Ainsi, certaines entreprises créent des technologies simplement parce qu’elles le peuvent, sans tenir compte des besoins et des attentes réels du client, ce qui à long terme, pourrait leur coûter cher.

Un choc technologique

Aujourd’hui beaucoup d’outils et de technologies ont été mis en place et sont offerts aux consommateurs. Toutefois, les modèles d’affaires, eux, ont évolué beaucoup moins rapidement, ce qui donne lieu à un « choc technologique », comme l’appelle Patrick Raimondi, directeur général, Services financiers chez Accenture en entrevue avec Finance et investissement.

« Les façons de faire n’ont pas assez évolué contrairement aux orientations clients. Celles-ci ne sont pas supportées à travers la façon dont les entreprises évoluent dans le marché », précise-t-il.

Pour se remettre sur les bons rails, les entreprises doivent prendre conscience de ce choc, être capables de comprendre les limites du modèle actuel et faire les changements appropriés, selon Accenture.
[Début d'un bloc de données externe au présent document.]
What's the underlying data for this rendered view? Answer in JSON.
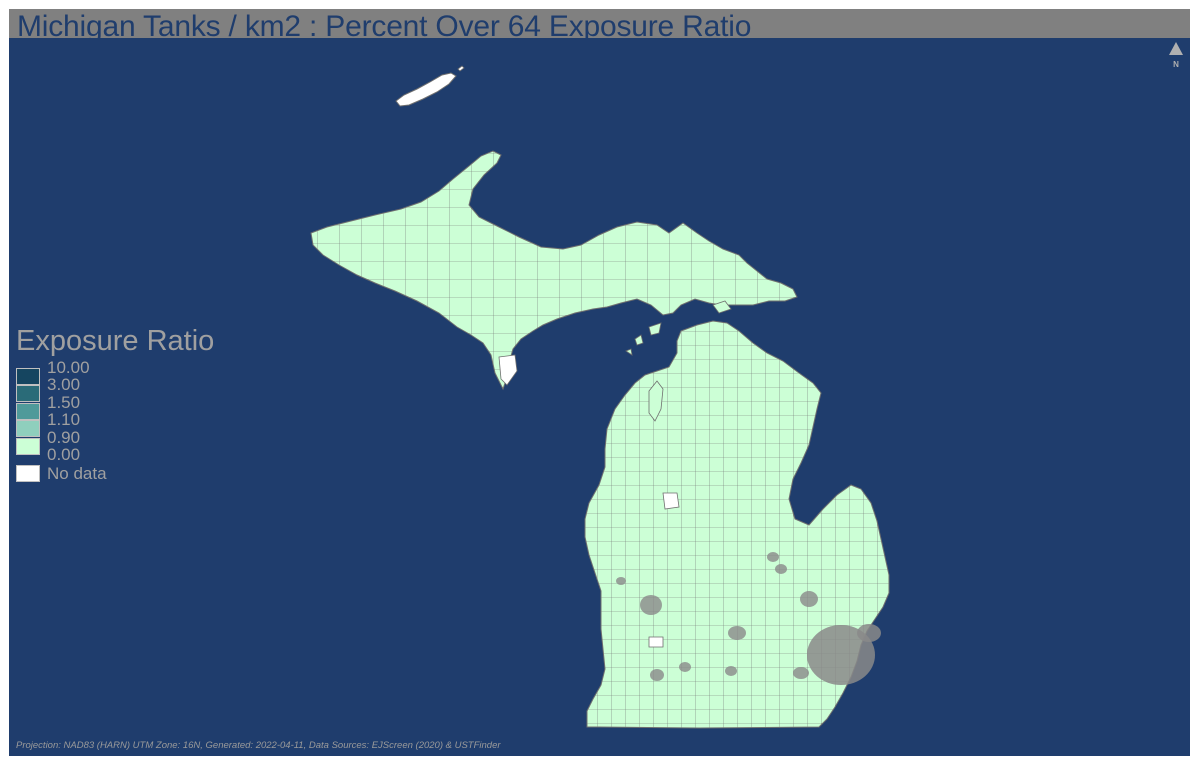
{
  "map": {
    "title": "Michigan Tanks / km2 : Percent Over 64 Exposure Ratio",
    "north_label": "N",
    "footer": "Projection: NAD83 (HARN) UTM Zone: 16N, Generated: 2022-04-11, Data Sources: EJScreen (2020) & USTFinder",
    "colors": {
      "water": "#1f3d6d",
      "land": "#ccffd6",
      "boundary": "#6f6f6f",
      "no_data": "#ffffff",
      "title_bar": "#808080"
    }
  },
  "legend": {
    "title": "Exposure Ratio",
    "breaks": [
      {
        "label": "10.00",
        "color": "#154560"
      },
      {
        "label": "3.00",
        "color": "#2a6b78"
      },
      {
        "label": "1.50",
        "color": "#4f9a9a"
      },
      {
        "label": "1.10",
        "color": "#8fcfbd"
      },
      {
        "label": "0.90",
        "color": "#ccffd6"
      },
      {
        "label": "0.00",
        "color": null
      }
    ],
    "no_data_label": "No data",
    "no_data_color": "#ffffff"
  }
}
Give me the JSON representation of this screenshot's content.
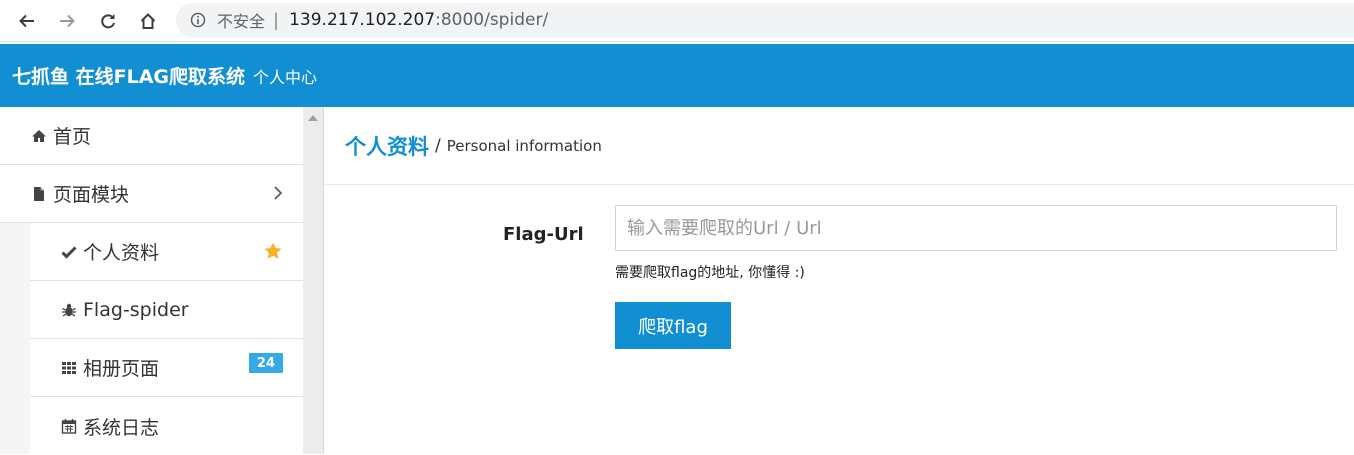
{
  "browser": {
    "security_label": "不安全",
    "separator": "|",
    "url_host": "139.217.102.207",
    "url_rest": ":8000/spider/"
  },
  "header": {
    "brand": "七抓鱼 在线FLAG爬取系统",
    "subtitle": "个人中心",
    "background_color": "#128fd2"
  },
  "sidebar": {
    "items": [
      {
        "label": "首页",
        "icon": "home-icon"
      },
      {
        "label": "页面模块",
        "icon": "file-icon",
        "chevron": "chevron-right-icon"
      },
      {
        "label": "个人资料",
        "icon": "check-icon",
        "marker": "star-icon",
        "starred": true
      },
      {
        "label": "Flag-spider",
        "icon": "bug-icon"
      },
      {
        "label": "相册页面",
        "icon": "grid-icon",
        "badge": "24"
      },
      {
        "label": "系统日志",
        "icon": "calendar-icon"
      }
    ]
  },
  "main": {
    "title": "个人资料",
    "breadcrumb_separator": "/",
    "subtitle": "Personal information",
    "form": {
      "field_label": "Flag-Url",
      "input_value": "",
      "input_placeholder": "输入需要爬取的Url / Url",
      "help_text": "需要爬取flag的地址, 你懂得 :)",
      "submit_label": "爬取flag"
    }
  },
  "colors": {
    "accent": "#128fd2",
    "badge": "#35a8e6",
    "star": "#f5b323"
  }
}
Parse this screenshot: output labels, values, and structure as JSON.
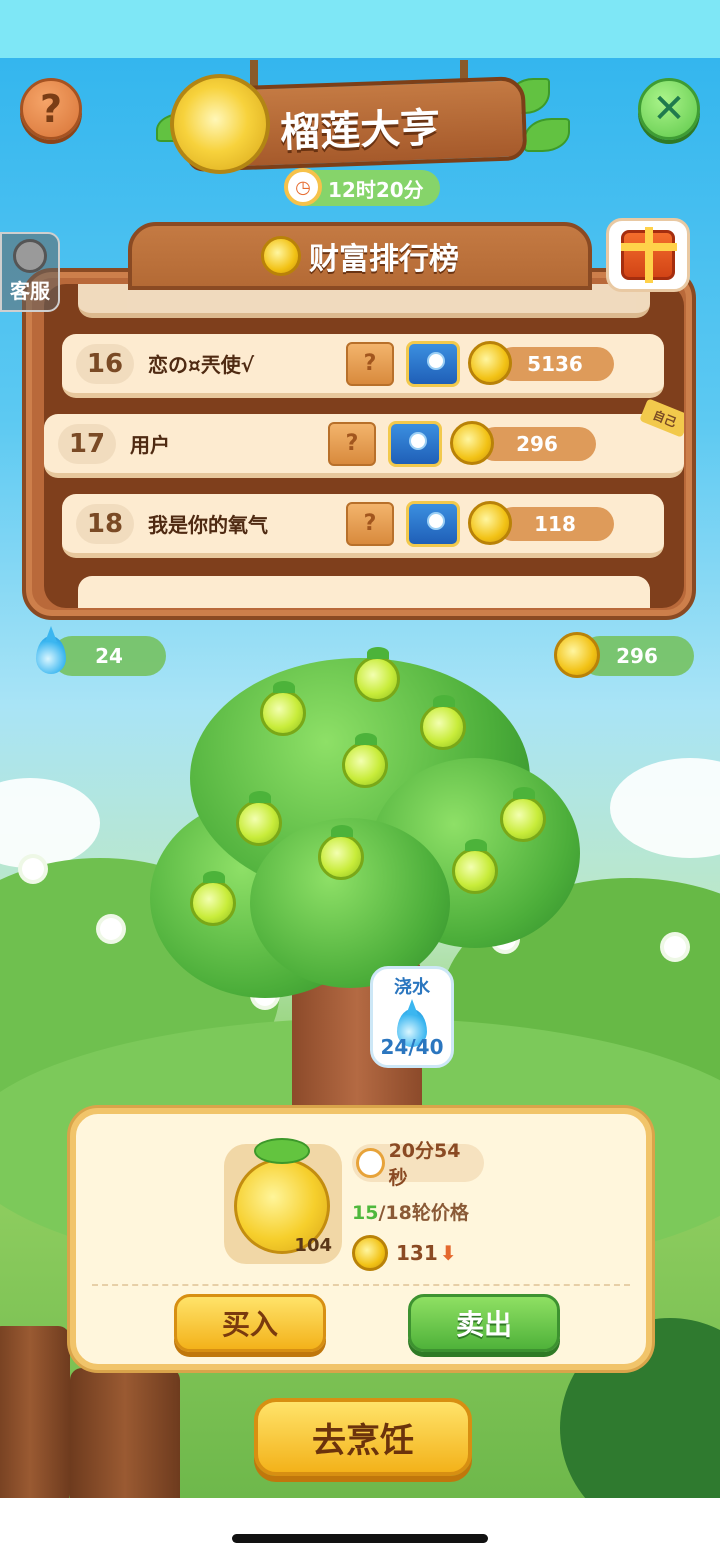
{
  "title": "榴莲大亨",
  "timer": "12时20分",
  "leaderboard": {
    "title": "财富排行榜",
    "rows": [
      {
        "rank": "16",
        "name": "恋の¤兲使√",
        "coins": "5136",
        "self": false
      },
      {
        "rank": "17",
        "name": "用户",
        "coins": "296",
        "self": true
      },
      {
        "rank": "18",
        "name": "我是你的氧气",
        "coins": "118",
        "self": false
      }
    ],
    "self_tag": "自己",
    "mystery_mark": "?"
  },
  "support_label": "客服",
  "water_count": "24",
  "coin_count": "296",
  "watering": {
    "label": "浇水",
    "progress": "24/40"
  },
  "market": {
    "fruit_qty": "104",
    "countdown": "20分54秒",
    "round_current": "15",
    "round_rest": "/18轮价格",
    "price": "131",
    "trend_arrow": "⬇",
    "buy_label": "买入",
    "sell_label": "卖出"
  },
  "cook_label": "去烹饪",
  "icons": {
    "help": "?",
    "close": "✕"
  },
  "colors": {
    "accent_orange": "#de9b5a",
    "green": "#4fb23a",
    "yellow": "#f3b21a"
  }
}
Dans son nouveau rapport annuel, Vision technologique d’Accenture 2020, l’entreprise internationale de conseil et de technologies cible cinq grandes tendances que les entreprises doivent exploiter au cours des trois prochaines années pour désamorcer ce choc technologique.

1) Une expérience personnalisée

Pour ne pas être dépassées, les entreprises vont devoir évoluer vers des modèles centrés sur le client et transformer la relation entre l’entreprise et le consommateur en véritable partenariat, affirme Patrick Raimondi.

« Les organisations devront concevoir des expériences personnalisées qui amplifient la faculté d’agir et les choix d’une personne. Cela permettra de convertir les auditoires passifs en participants actifs en transformant les expériences à sens unique, qui donnent aux gens le sentiment de ne pas avoir de pouvoir ni d’influence, en véritables collaborations », peut-on lire dans le communiqué d’Accenture.

Jusqu’à maintenant, les entreprises privilégiaient un modèle transactionnel : j’ai un produit, je te le vends. Dans ce modèle de partenariat conseillé par Accenture, le client pourrait donner ses préférences. Le but serait de davantage le responsabiliser, appuie Patrick Raimondi.

Celui-ci aurait l’opportunité de communiquer ses besoins réels auxquels l’entreprise devra répondre. Cela pourrait aussi passer par un échange. Par exemple, les institutions financières ont beaucoup de données sur leurs clients, celui-ci pourrait donner l’accès à ces informations et à l’utilisation de celles-ci, en échange d’un service.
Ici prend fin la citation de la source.